Make them a reality.
'Quinn, if I could only tell you how hard this has been for me!" She stopped talking this time of her own accord. What a stupid statement to make to Quinn! Why must she always make it seem as if the world turned itself around over her issues, problems, fantasies?
She held her breath. Make them a reality.
Quinn gave her that strange smile again. "I'm going to leave now, Rachel. It was a mistake for you to come here. And, anyway, I've got to meet up with…someone."
"Is it Santana? Are you…"
Quinn's words were the harshest she'd ever heard from the girl. "Santana is not a topic of discussion!"
"It's just that Brittany…"
"Do you honestly think that Brittany has no idea what happened between me and Santana?"
The dam let go with a full torrent.
"Quinn, what can I do? How can I make it better?"
Quinn was silent. She waited. Make them a reality. She was barely holding on.
"Give me your wedding ring."
She blanched. "Pardon me?"
"Wanna make it all better, Rachel? Give me your fucking wedding ring. You shouldn't be married."
"Giving you the ring won't make the marriage go away."

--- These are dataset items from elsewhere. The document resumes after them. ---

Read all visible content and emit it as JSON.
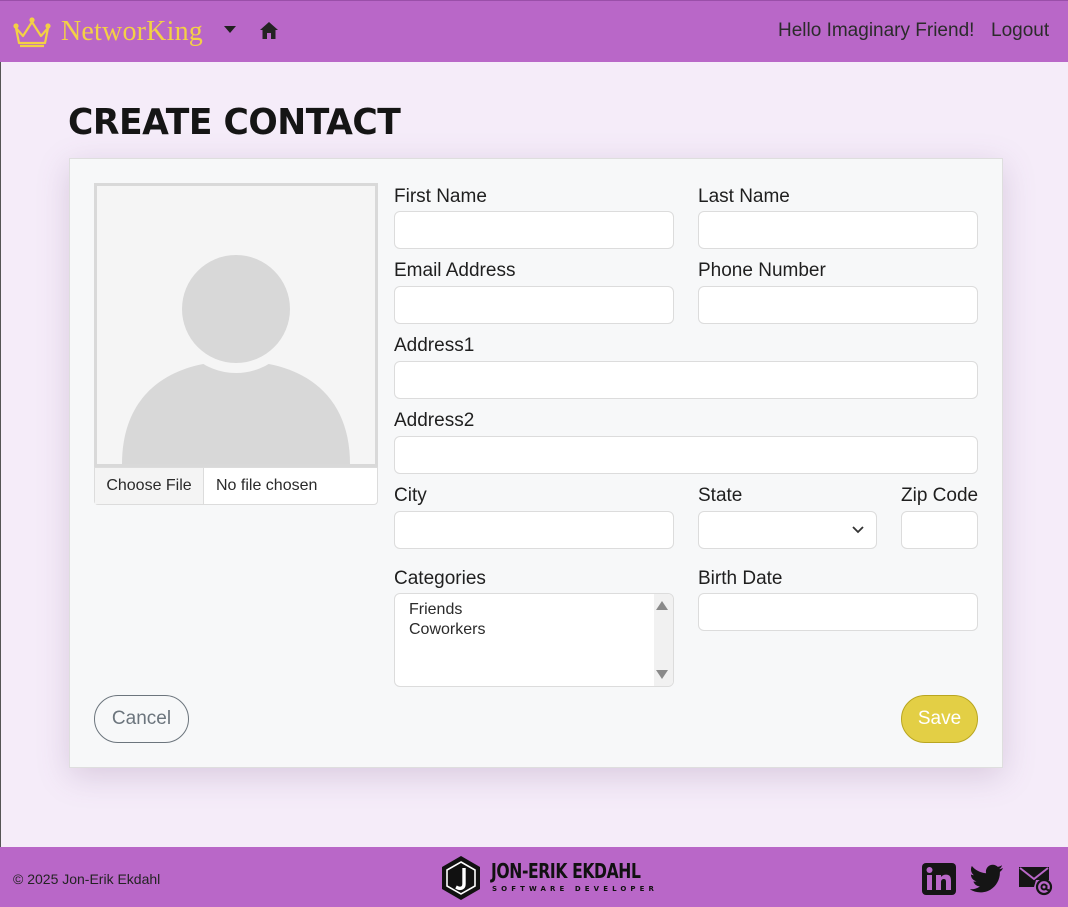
{
  "navbar": {
    "brand": "NetworKing",
    "greeting": "Hello Imaginary Friend!",
    "logout": "Logout",
    "icons": [
      "crown-icon",
      "caret-down-icon",
      "home-icon"
    ]
  },
  "page": {
    "title": "CREATE CONTACT"
  },
  "form": {
    "file": {
      "button": "Choose File",
      "status": "No file chosen"
    },
    "labels": {
      "first_name": "First Name",
      "last_name": "Last Name",
      "email": "Email Address",
      "phone": "Phone Number",
      "address1": "Address1",
      "address2": "Address2",
      "city": "City",
      "state": "State",
      "zip": "Zip Code",
      "categories": "Categories",
      "birth_date": "Birth Date"
    },
    "values": {
      "first_name": "",
      "last_name": "",
      "email": "",
      "phone": "",
      "address1": "",
      "address2": "",
      "city": "",
      "state": "",
      "zip": "",
      "birth_date": ""
    },
    "categories": [
      "Friends",
      "Coworkers"
    ],
    "cancel": "Cancel",
    "save": "Save"
  },
  "footer": {
    "copyright": "© 2025 Jon-Erik Ekdahl",
    "logo_name": "JON-ERIK EKDAHL",
    "logo_sub": "SOFTWARE DEVELOPER",
    "icons": [
      "linkedin-icon",
      "twitter-icon",
      "mail-icon"
    ]
  },
  "colors": {
    "nav_bg": "#b967c8",
    "brand": "#f3d046",
    "page_bg": "#f5ecf9",
    "save": "#e3cf45",
    "cancel": "#6c757d"
  }
}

"True. But I'm asking for it anyway." Quinn held out her hand.
Stunned, drowning, Rachel took off her ring and placed it softly – damn near reverentially – in Quinn's open palm.

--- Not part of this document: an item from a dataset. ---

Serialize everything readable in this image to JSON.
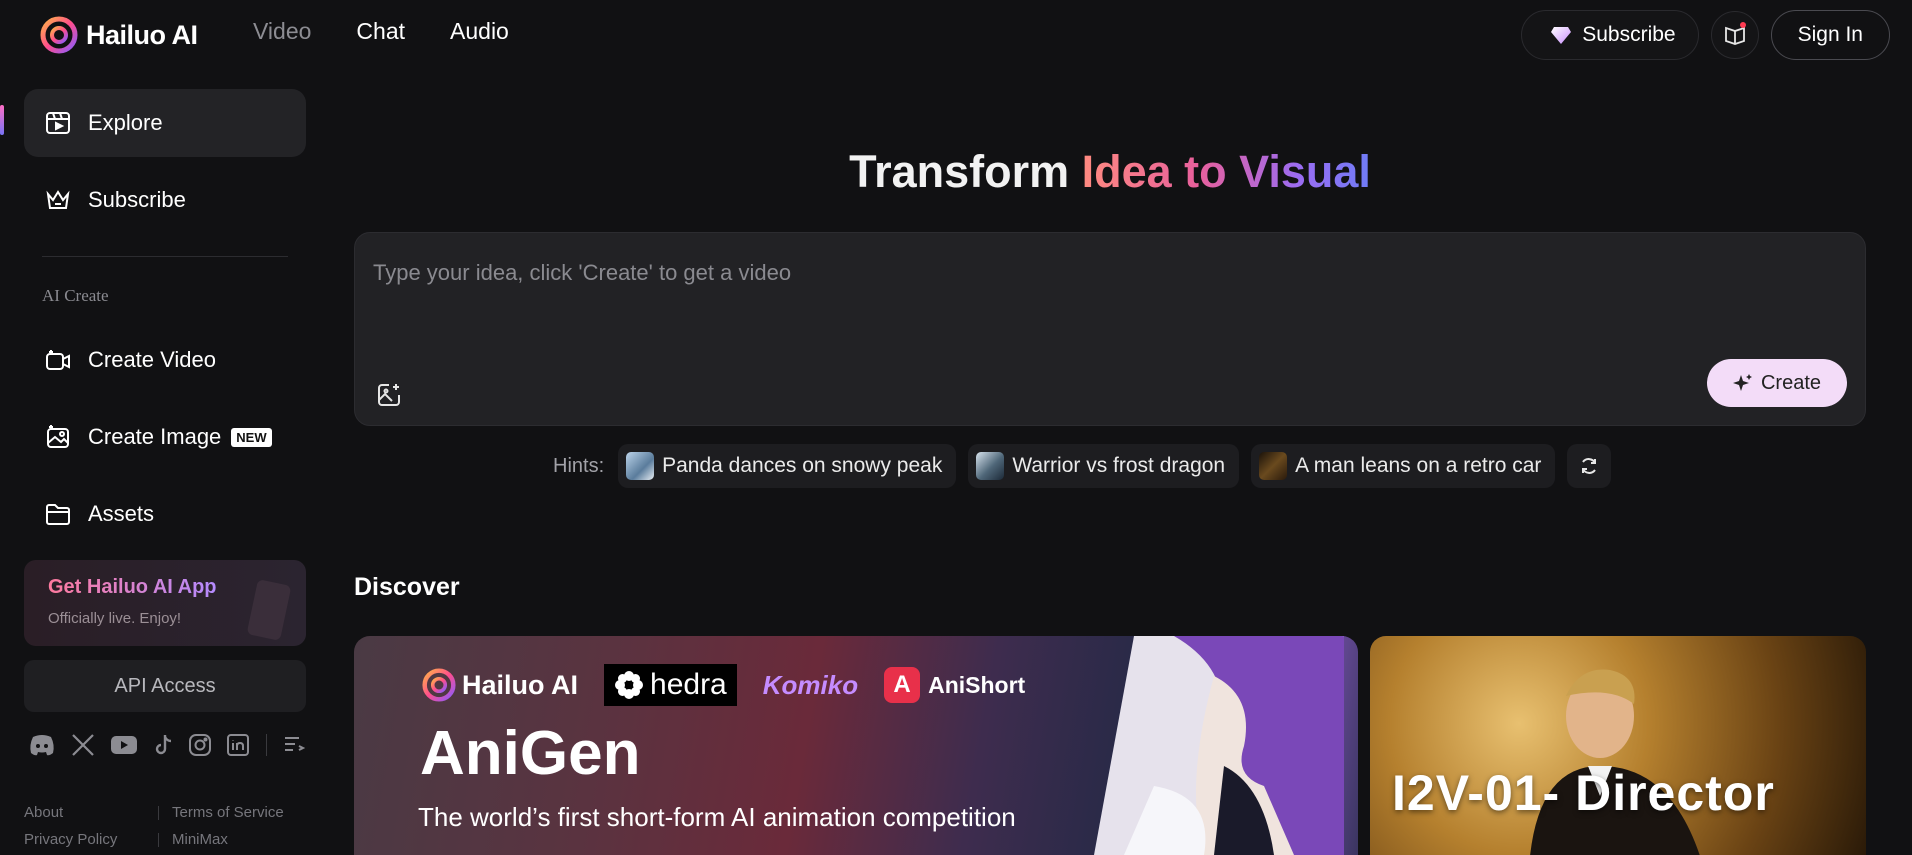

She wasn't sure what was happening. This wasn't part of the plan, of the fantasy. This was like some alternate reality where she was acting out the part of Quinn Fabray's overeager puppet.
Quinn turned from her and she found herself unable to follow. Desperately, she whispered under her breath: Make them a reality.
Still, her legs held firm, as solid as the dam she'd so painstakingly built inside her mind had so recently been. She could not move. Neither on nor forward.
She watched as Santana approached Quinn from the opposite end of the dining hall. How had she not seen her before? Lurking from the shadows, perhaps, ready at any moment to whisk Quinn away from her should things go horribly wrong.
She remained rooted to the spot as Quinn tossed the ring at Santana, who caught it with an ease and grace that was impossible not to admire.
Santana never gazed in her direction. Never offered her a wave. Never even acknowledged her presence.
And, suddenly, she was very much aware that the only fantasies she could make a reality were none of them at all.